With most other tools, the model is interacting with a live browser and effectively has to reason through a stream of low-level events while the page keeps changing. We instead freeze the page, let the model request one action, execute it, allow all resulting browser events to play out, then freeze again and return one bundled response with everything that happened plus the new stable page state.
So the model isn’t chasing a moving UI or event stream. It gets one grounded step at a time.
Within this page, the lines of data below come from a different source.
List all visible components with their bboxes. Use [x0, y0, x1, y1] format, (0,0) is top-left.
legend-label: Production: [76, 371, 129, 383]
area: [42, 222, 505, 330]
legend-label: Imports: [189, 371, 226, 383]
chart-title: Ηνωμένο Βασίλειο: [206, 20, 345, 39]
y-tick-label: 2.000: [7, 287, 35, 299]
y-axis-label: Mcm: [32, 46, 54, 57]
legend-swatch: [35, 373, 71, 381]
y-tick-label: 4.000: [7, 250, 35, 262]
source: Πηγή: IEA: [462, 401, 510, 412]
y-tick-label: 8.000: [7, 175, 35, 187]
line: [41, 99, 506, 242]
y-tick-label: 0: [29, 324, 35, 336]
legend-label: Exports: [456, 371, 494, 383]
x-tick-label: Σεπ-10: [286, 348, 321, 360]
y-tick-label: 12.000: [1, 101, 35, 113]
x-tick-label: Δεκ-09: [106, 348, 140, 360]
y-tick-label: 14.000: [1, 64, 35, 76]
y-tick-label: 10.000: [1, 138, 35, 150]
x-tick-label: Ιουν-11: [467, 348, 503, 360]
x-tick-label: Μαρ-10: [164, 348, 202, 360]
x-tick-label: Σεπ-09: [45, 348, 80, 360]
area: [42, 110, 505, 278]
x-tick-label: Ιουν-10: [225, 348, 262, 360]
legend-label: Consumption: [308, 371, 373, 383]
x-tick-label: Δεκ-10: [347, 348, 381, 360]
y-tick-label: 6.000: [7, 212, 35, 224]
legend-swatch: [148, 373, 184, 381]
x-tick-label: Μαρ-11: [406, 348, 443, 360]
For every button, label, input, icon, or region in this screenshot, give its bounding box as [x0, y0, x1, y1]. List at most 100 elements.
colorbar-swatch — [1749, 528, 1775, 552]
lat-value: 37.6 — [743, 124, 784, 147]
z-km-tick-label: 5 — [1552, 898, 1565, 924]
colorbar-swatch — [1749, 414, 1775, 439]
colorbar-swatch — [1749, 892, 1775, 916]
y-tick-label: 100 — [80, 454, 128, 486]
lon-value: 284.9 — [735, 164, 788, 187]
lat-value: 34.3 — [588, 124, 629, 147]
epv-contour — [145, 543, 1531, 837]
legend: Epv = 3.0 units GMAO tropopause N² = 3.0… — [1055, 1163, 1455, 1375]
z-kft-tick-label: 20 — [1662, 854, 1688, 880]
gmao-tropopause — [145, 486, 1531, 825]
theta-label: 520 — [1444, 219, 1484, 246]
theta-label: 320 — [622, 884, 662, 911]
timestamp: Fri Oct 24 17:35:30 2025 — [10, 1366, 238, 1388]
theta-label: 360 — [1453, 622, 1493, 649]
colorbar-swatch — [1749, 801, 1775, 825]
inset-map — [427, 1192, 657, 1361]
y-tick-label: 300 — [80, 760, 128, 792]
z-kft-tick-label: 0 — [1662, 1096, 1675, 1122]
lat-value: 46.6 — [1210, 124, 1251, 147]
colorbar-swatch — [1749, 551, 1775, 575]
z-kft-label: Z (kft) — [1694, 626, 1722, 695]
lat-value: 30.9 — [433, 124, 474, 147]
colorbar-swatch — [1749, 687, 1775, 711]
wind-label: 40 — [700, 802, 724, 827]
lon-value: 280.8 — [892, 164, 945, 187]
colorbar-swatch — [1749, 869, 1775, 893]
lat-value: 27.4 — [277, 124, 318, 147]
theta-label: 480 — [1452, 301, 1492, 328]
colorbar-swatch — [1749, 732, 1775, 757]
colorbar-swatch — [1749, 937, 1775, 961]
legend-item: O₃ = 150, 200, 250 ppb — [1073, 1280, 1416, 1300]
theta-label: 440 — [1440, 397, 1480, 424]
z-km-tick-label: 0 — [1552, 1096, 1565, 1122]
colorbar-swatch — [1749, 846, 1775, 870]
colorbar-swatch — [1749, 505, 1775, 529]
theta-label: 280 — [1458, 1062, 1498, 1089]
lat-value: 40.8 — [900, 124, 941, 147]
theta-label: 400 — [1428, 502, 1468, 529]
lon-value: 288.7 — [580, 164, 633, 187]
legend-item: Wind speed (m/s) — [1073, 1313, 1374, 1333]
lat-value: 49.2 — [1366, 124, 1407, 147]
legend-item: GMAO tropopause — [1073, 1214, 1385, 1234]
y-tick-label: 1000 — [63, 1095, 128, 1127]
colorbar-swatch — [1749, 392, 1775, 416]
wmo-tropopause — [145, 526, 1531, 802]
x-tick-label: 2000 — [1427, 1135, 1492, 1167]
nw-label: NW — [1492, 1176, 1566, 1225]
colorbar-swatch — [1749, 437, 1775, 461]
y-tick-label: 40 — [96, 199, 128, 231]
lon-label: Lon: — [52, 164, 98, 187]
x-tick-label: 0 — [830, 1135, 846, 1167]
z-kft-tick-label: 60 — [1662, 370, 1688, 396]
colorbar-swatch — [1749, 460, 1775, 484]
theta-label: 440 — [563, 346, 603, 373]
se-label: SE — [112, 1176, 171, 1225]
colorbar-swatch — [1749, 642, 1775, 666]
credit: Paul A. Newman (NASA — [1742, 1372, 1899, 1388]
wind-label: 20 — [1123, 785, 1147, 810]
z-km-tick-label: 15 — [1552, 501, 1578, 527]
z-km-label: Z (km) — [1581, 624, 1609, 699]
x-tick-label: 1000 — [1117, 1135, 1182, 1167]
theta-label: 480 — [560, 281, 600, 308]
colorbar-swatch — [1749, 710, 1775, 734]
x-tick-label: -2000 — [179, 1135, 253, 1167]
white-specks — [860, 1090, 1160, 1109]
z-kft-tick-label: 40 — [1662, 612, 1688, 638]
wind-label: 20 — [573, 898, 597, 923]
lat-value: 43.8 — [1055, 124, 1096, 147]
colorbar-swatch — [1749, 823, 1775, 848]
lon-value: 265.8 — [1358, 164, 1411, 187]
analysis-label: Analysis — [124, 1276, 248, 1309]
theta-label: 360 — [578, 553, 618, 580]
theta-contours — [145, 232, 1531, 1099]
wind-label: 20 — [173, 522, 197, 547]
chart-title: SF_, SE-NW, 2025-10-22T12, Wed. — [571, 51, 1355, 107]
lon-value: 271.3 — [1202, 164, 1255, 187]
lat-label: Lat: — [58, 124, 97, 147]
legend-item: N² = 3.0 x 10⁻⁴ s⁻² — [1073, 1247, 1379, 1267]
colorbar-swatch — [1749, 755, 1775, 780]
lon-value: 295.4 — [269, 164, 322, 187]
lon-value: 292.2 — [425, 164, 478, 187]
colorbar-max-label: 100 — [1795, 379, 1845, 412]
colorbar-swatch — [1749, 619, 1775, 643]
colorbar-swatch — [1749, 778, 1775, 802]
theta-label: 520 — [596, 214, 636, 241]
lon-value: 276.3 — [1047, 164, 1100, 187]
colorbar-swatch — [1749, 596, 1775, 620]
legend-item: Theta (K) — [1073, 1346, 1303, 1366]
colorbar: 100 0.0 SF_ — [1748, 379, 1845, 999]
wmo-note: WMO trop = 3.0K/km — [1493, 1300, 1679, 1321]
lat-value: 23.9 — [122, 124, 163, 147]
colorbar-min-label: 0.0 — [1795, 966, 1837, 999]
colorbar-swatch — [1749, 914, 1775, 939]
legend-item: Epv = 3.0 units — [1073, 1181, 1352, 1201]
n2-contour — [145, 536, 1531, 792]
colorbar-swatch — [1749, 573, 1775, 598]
A big part of the performance gain seems to come from that holistic action envelope.
The cleanliness of this approach that improves the ability for the model to interact without having to completely redefine the interface system with respect to still being able to use websites and the computer as is and not having to develop an entirely new interface protocol at the machine level.
I already have it set up for local Claude agent use and seeing significant improvement, both in accuracy and task efficiency: `claude mcp add browser -- npx -y agent-browser-protocol@rc --mcp`
Additionally, if you want to configure with Claude Desktop, add the following to your `claude_desktop_config.json` after installing the MCP:
``` "mcpServers": { "browser": { "command": "npx", "args": [ "-y", "agent-browser-protocol@rc", "--mcp" ] } } ```
theredsix•8h ago
The browser shows the model the current page, the model chooses the next action, and the browser returns the new state. Between steps, JavaScript and time are frozen so the page stays still while the model thinks.
That makes things like ecommerce shopping and popup-heavy web app workflows much more reliable.
Using this setup, the project gets ~90% on Online Mind2Web. My bet is that browser agents need a protocol designed for models, not just wrappers around CDP.